Nero bianco e rosso, i colori del lutto, della nascita e dell'amore, dominano la scena scarna infondendo assolutezza e verità. Come in un quadro di Caravaggio, di cui la scenografia condivide gli sfondi scuri e la disposizione degli oggetti significanti in un primo piano da natura morta, la luce non è mai presente solo per il suo valore mimetico e costruttivo, ma impone il suo preciso ruolo simbolico, narrativo e spirituale. Le luci di scena guidano lo spettatore nello svolgersi del racconto illuminando l'attore che di volta in volta dà voce all'eterno mito biblico. Effetto di particolare suggestione si raggiunge nel secondo atto, quando la Fidanzata indossa il velo nuziale e marcia percorrendo in diagonale la scena illuminata dal faro situato nell'angolo opposto. Il riferimento all'estetica caravaggesca è esplicito: al centro della scena, nel primo atto, una riproduzione della "Giuditta e Oloferne" agli Uffizi di Artemisia Gentileschi. Un impiego mirato di semplici oggetti di scena (una ciotola d'acqua, un velo di tulle, un libro, una testa…) e un accompagnamento musicale, ora elettronico ora liturgico e corale, completano l'insieme armonico di un risultato denso e intenso.

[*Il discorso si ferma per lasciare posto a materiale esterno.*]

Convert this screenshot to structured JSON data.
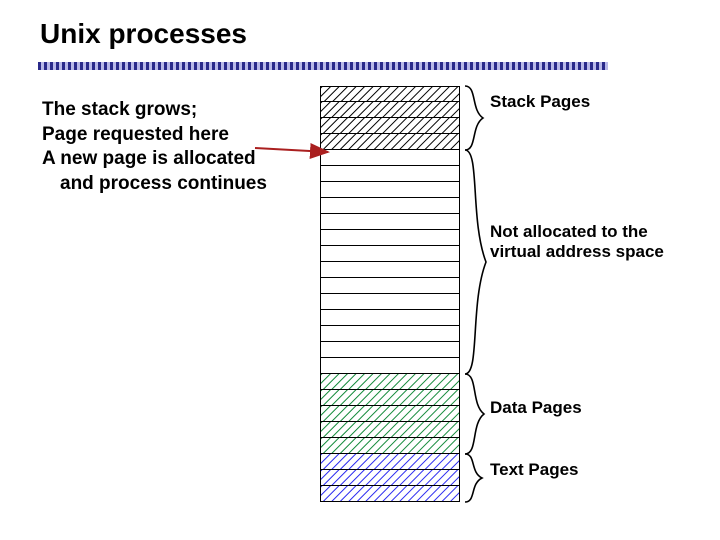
{
  "title": "Unix processes",
  "description": {
    "line1": "The stack grows;",
    "line2": "Page requested here",
    "line3": "A new page is allocated",
    "line4": "and process continues"
  },
  "labels": {
    "stack": "Stack Pages",
    "not_allocated_l1": "Not allocated to the",
    "not_allocated_l2": "virtual address space",
    "data": "Data Pages",
    "text": "Text Pages"
  },
  "memory_rows": [
    {
      "fill": "stack"
    },
    {
      "fill": "stack"
    },
    {
      "fill": "stack"
    },
    {
      "fill": "stack"
    },
    {
      "fill": "empty"
    },
    {
      "fill": "empty"
    },
    {
      "fill": "empty"
    },
    {
      "fill": "empty"
    },
    {
      "fill": "empty"
    },
    {
      "fill": "empty"
    },
    {
      "fill": "empty"
    },
    {
      "fill": "empty"
    },
    {
      "fill": "empty"
    },
    {
      "fill": "empty"
    },
    {
      "fill": "empty"
    },
    {
      "fill": "empty"
    },
    {
      "fill": "empty"
    },
    {
      "fill": "empty"
    },
    {
      "fill": "data"
    },
    {
      "fill": "data"
    },
    {
      "fill": "data"
    },
    {
      "fill": "data"
    },
    {
      "fill": "data"
    },
    {
      "fill": "text"
    },
    {
      "fill": "text"
    },
    {
      "fill": "text"
    }
  ],
  "colors": {
    "stack": "#000000",
    "data": "#138a3a",
    "text": "#2a2af0",
    "divider_dark": "#2a2a8a",
    "divider_light": "#b8b8e8",
    "arrow": "#aa1f1f"
  }
}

Pur essendo concepiti come unità autonome, una medesima tensione tra Eros e Thanatos attraversa i tre corti, restituiti al pubblico in una messa in scena senza soluzione di continuità incorniciata dalle parole intonate, declamate, confessate dal Falso Profeta, sempre presente sul palco nel suo ruolo sacerdotale. In un teatro di chiaroscuri, ma soprattutto teatro fisico, dove la parola è corporea e la danza una icastica narrazione, con voce stentorea e misericordiosa, amministra il rito, narra, ammonisce, rassicura, si fa attraversare da un'energia vigorosa e ipertrofica che restituisce al pubblico attraverso studiatissimi movimenti biomorfi di cui Grotowski è nume tutelare. "Anticotestamento" è morte vendetta libertà amore danza attesa energia; significa raccontare e dare corpo alle "profondità dell'animo umano". Significa ripartire dalle radici, già indagate da Paolisso nel cortometraggio "Radici. Ciò che resta dell'Ego" e mai abbandonate nella ricerca di questo giovane Dramaturg e dalla sua squadra di attori. Significa ripartire dalla fonte inesauribile della tradizione mitica occidentale, dal grado zero del teatro, dall'enthusiasmòs della nuova generazione del teatro, per leggere il presente e proiettarsi nel futuro.